Aujourd’hui, au-delà de la trahison de la parole donnée à ces militant.es sur leur protection en France, Emmanuel Macron et son affidé Garde des Sceaux, Eric Dupont-Moretti, instrumentalisent cette affaire pour donner des gages à la droite et l’extrême droite puisque l’enjeu sécuritaire est devenu une priorité pour la classe politique française en période préélectorale.
9 femmes et hommes pourraient être ainsi extradé.es donc sacrifié.es sur l’hôtel d’un accord éthiquement inacceptable, puisque devenu.es e les otages de politiciens s’aménageant des garanties et des alliés pour asseoir leur pouvoir ou essayer de le garder lors des prochaines échéances électorales.
Ces basses manœuvres, cet acharnement judicaire qui confond justice pénale et justice sociale ne garantissent pourtant ni Emmanuel Macron ni Mario Draghi d’être encore au pouvoir au terme des longs mois que nécessitent les procédures engagées pour éviter ces extraditions. Les asilé.es sont, jusque-là, libres sous contrôle judiciaire.

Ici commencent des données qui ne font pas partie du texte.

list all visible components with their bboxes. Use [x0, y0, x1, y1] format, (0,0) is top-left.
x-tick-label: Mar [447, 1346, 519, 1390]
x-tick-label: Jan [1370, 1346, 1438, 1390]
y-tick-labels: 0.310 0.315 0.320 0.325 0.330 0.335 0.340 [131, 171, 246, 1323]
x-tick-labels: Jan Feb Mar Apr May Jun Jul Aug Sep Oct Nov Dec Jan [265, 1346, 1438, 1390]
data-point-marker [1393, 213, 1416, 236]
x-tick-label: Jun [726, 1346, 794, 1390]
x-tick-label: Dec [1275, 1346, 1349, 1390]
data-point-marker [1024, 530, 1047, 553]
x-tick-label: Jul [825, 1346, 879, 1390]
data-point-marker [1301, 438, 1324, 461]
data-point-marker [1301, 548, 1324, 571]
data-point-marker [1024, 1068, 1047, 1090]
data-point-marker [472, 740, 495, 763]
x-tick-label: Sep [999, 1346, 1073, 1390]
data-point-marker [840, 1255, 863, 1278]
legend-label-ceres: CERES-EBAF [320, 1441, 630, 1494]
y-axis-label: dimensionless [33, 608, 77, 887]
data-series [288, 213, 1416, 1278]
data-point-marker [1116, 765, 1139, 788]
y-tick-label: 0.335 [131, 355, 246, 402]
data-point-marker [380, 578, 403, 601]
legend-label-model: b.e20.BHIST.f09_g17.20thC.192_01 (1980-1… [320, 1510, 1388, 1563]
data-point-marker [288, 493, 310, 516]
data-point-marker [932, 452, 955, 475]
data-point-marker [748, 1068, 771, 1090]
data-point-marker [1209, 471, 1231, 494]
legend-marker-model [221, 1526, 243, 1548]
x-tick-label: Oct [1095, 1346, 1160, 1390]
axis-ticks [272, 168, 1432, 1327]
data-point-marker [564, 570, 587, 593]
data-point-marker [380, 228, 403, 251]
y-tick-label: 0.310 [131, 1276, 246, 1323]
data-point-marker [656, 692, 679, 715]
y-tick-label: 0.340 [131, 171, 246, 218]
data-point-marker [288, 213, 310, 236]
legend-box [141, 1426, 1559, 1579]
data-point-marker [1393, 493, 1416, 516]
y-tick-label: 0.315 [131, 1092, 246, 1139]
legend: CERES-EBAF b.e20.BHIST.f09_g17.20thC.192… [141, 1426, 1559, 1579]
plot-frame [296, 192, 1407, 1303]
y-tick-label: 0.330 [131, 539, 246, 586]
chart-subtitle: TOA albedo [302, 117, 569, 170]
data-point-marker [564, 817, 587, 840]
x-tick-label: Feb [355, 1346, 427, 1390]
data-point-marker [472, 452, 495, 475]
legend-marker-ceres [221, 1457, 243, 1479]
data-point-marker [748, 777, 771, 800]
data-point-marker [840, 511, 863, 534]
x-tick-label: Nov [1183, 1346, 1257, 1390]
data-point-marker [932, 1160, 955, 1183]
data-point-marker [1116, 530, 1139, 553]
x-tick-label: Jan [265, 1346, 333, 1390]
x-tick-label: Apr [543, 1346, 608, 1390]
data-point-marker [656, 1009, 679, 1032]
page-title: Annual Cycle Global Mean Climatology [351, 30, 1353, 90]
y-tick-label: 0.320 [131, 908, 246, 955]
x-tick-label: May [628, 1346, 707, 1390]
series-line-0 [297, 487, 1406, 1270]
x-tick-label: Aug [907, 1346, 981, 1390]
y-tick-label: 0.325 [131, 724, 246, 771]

Par contre, si les asilié.es étaient extradé.es plus de 40 ans après les faits qui leur sont reprochés et en raison des lourdes peines qui leur sont infligées, toutes et tous sont assuré.es de mourir en prison.
L’Italie cherche la vengeance, la France est prête à lui offrir les moyens de l’assouvir. Deux gouvernements centristes cèdent au chantage de la droite extrême : en Italie, Matteo Salvini est toujours déterminant à l’assemblée nationale, en France, Emmanuel Macron a clairement lancé sa campagne présidentielle sur le tout sécuritaire pour récupérer des votes à droite.
Deux pays voisins, au cœur de l’Union Européenne peuvent donc s’accorder pour faire une démonstration de la force de l’Etat. L’Italie faisant payer aux asilié.es le défi qu’il.elle.s ont posé à l’ordre établi. La France revenant « sans états d’âme » sur une parole donnée.
Nous ne sommes pas dans une affaire de justice au nom des familles des victimes comme voudrait nous le faire croire Emmanuel Macron et Eric Dupont-Moretti, nous sommes dans l’inversion d’une politique d’accueil de l’Etat français et dans la mise à mort du principe de prescription.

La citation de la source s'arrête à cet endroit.